Representing a significant portion of the global carbon store as well as countless other ecosystem services, tropical forests have been under threat due to expansion of human activities in recent decades. Following the public release of the entire Landsat data archive - the longest record of earth observation data in existence - a veritable explosion of innovation in forest monitoring methods using Landsat time series (LTS) has occurred. New approaches have emerged allowing for the tracking of forest changes either retrospectively - supporting carbon accounting for REDD+ and other applications - or in near real-time - supporting operational monitoring and enforcement efforts. Methods exploiting all observations in particular have shown that accounting for seasonal fluctuations (ie. those arising from canopy phenology) can enhance the detection and characterization of human-driven changes. Despite the demonstrated promise of LTS in monitoring changes in tropical forests, limitations in the temporal, spectral and spatial resolution of Landsat data raise questions about extent to which methods based on LTS alone are adequate for addressing monitoring needs in tropical forests.

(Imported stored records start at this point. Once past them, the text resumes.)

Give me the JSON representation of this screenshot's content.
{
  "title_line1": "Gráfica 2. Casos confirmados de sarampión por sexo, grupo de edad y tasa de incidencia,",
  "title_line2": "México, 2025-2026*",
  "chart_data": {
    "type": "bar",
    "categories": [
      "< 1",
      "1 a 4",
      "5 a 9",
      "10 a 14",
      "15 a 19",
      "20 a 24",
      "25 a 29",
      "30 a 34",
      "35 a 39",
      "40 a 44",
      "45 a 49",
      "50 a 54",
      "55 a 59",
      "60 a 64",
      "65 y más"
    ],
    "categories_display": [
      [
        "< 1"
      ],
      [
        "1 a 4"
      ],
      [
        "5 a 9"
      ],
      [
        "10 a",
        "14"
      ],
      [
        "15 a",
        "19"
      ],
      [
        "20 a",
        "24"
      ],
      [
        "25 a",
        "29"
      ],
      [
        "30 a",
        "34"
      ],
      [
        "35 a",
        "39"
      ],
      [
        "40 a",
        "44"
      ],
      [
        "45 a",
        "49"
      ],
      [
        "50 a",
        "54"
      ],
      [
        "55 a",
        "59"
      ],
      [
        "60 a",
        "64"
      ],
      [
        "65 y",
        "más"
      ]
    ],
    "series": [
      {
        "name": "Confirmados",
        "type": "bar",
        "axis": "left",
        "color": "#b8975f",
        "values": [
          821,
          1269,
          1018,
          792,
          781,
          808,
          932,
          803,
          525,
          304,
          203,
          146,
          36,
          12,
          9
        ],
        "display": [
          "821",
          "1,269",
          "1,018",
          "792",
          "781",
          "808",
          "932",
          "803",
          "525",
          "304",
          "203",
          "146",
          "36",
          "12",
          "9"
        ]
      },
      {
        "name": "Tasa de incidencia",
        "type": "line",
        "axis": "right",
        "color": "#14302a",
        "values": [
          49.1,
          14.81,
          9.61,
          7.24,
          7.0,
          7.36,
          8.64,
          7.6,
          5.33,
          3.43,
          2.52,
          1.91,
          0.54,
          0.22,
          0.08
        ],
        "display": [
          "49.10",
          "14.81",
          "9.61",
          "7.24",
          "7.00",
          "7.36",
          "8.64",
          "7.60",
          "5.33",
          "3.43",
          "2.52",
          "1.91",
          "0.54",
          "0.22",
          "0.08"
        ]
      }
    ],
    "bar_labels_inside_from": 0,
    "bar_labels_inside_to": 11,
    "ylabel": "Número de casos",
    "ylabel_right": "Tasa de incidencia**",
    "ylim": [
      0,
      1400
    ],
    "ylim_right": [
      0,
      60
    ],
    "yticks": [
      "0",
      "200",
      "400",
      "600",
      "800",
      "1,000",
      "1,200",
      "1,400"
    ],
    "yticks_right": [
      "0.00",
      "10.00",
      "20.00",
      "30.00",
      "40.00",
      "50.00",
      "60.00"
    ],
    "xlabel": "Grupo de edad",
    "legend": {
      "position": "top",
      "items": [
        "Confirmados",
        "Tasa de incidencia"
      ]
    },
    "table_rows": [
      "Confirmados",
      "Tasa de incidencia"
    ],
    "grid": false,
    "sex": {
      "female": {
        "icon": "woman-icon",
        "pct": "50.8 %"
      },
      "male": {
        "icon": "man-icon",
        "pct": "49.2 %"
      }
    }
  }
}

Here, we show that while LTS provide unprecedented detail in forest change studies, specific monitoring objectives in tropical forests call for the integration of LTS with other data sources. To demonstrate this need, we focus on two monitoring targets: (1) the timely detection of changes and (2) characterization of change dynamics over time. First, given that many tropical regions experience perpetual cloud-cover, generating large temporal gaps in LTS, recent research has shown that fusion of LTS with SAR data can improve the temporal accuracy of forest change alerts by up to 47 days. Fusion of LTS with the ESA-Copernicus Sentinel constellation of SAR and optical satellites thus has the potential to significantly improve the near real-time forest monitoring systems. Second, LTS-based methods face limitations when characterizing forest change processes like deforestation and forest degradation. Recent results integrating forest observations from community-based monitoring (CBM) project sites with LTS-based change indicators show that gradual, small-scale degradation of the forest canopy can be detected using LTS, but require regularly acquired in situ observations for adequate calibration and validation of change models. These insights show the promise of fusing LTS with other satellite data streams such as SAR image time series, as well as in situ observations and measurements, to enhance forest monitoring capabilities in the tropics to support such objectives as REDD+.